Ces choses-là, et beaucoup d'autres, Saint-Simon ne peut les ignorer: elles étaient de notoriété publique. Aussi bien ne les nie-t-il pas. A quoi bon! Il a son explication toute prête.—Ces belles paroles, affirme-t-il, ces beaux sentiments auxquels vous vous laissez prendre: affectation dolosive d'honnêteté, désintéressement hypocrite, sacrifices calculés pour mieux tromper son monde!... Inutile d'insister: on n'obtiendrait rien de plus de cet esprit buté, réfractaire à tout ce qui contrarie «les chimères» créées par son imagination.

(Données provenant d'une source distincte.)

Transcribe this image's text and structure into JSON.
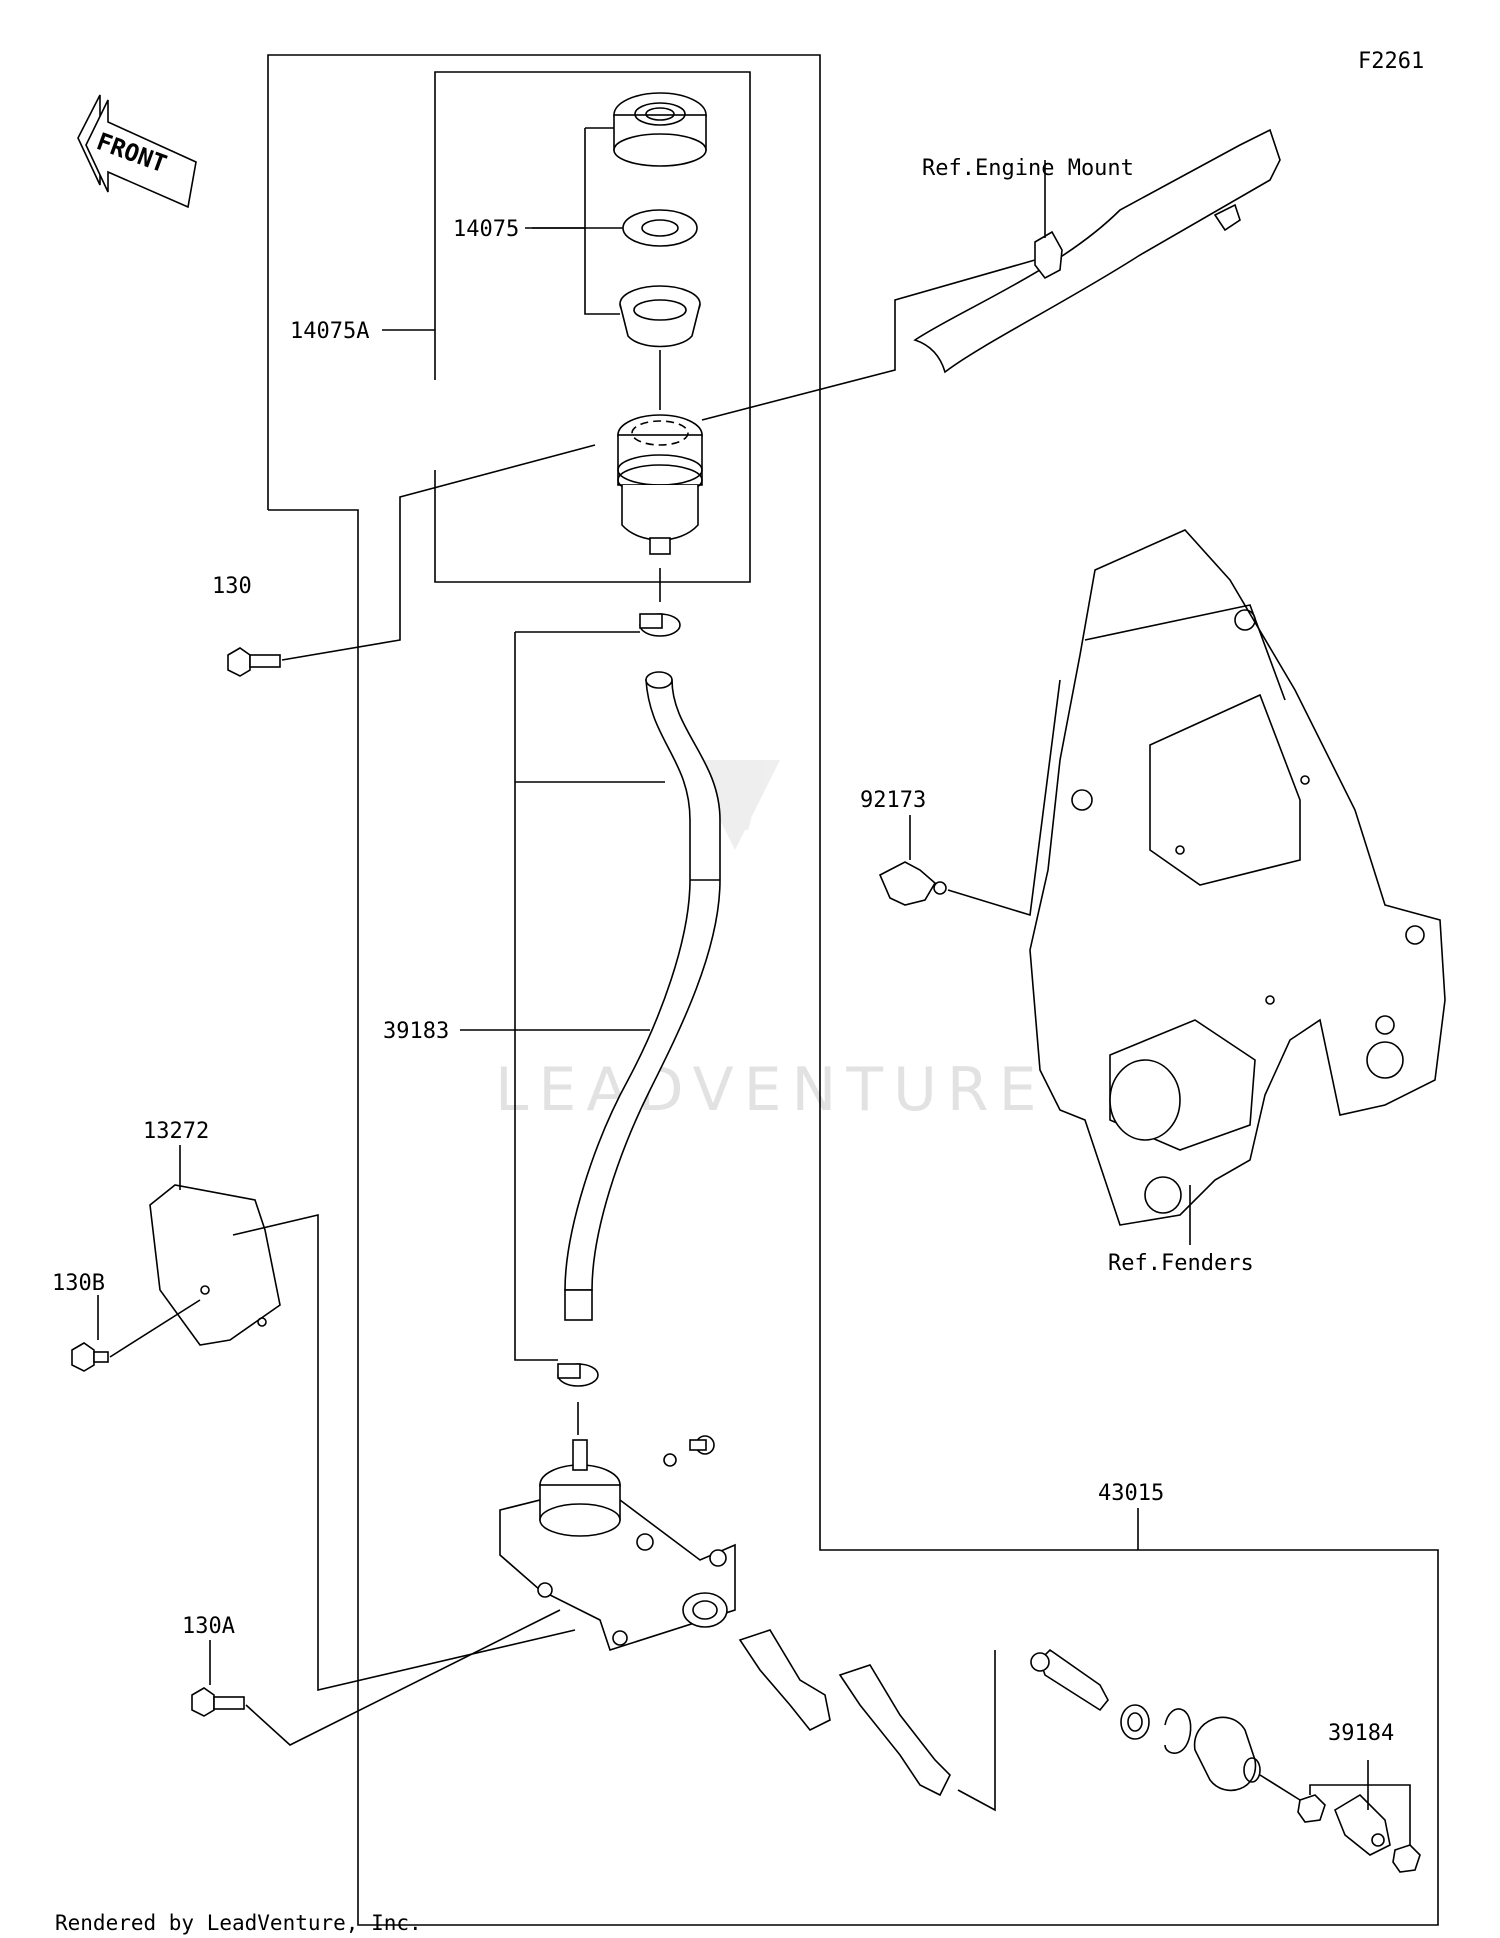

Faut-il, d'autre part,—comme il le répète à satiété, en formules de plus en plus violentes,—voir en Harlay un vil courtisan, «esclave de la faveur et du crime»?—Courtisan, peut-être, comme chacun l'était à cette époque, mais sans accompagnement d'épithètes flétrissantes. Sans doute possédait-il, en même temps que les facultés maîtresses du diplomate, certaine aptitude à saisir les occasions et à en tirer avantage. Mais cette dextérité n'allait pas sans une véritable indépendance. Ce n'est point un flatteur de profession qui eût, contre l'avis du roi, soutenu la nécessité de lier les mains au pape. Il fallait aussi quelque courage pour parler comme il le fit, du haut de son siège, en 1707. L'heure était tristement critique. Mis à sec par des exigences d'ordre privé qui se joignaient aux charges de la guerre, le Trésor ne pouvait suffire aux dépenses. Chaque année voyait surgir des taxes nouvelles, de ruineuses spéculations sur les monnaies, des emprunts forcés sur les officiers de robe et autres moyens vexatoires de se procurer des ressources. Quoi qu'il pensât de ces procédés, le Parlement enregistrait en silence. Un jour, cependant, Harlay crut devoir s'en expliquer. Sachant, mieux que personne, l'inutilité de la résistance, il n'eut garde de pousser ses collègues dans cette voie; mais il protesta contre les mesures fiscales imposées à leur ratification, et cela avec une mâle éloquence et une liberté de langage dont, depuis longtemps, le Palais avait perdu le souvenir... Une témérité qui, vingt ans plus tôt, aurait été châtiée avec rigueur et qui, du reste, assurent les Mémoires, lui valut l'humiliation de recevoir son congé[138].
[138] «Peu après, on commença à se dire à l'oreille que ce cynique ne demeureroit pas longtemps en place. Il dura pourtant encore quatre mois; mais, à la fin, il fallut céder, pour sortir par la belle porte, en faisant semblant de vouloir se retirer.» Mémoires de Saint-Simon, t. II, p. 164. Rien ne nous paraît moins certain que cette prétendue disgrâce. Il importe cependant de constater que la munificence royale fut moins prodigue à l'égard de Harlay qu'elle ne l'avait été vis-à-vis de Novion.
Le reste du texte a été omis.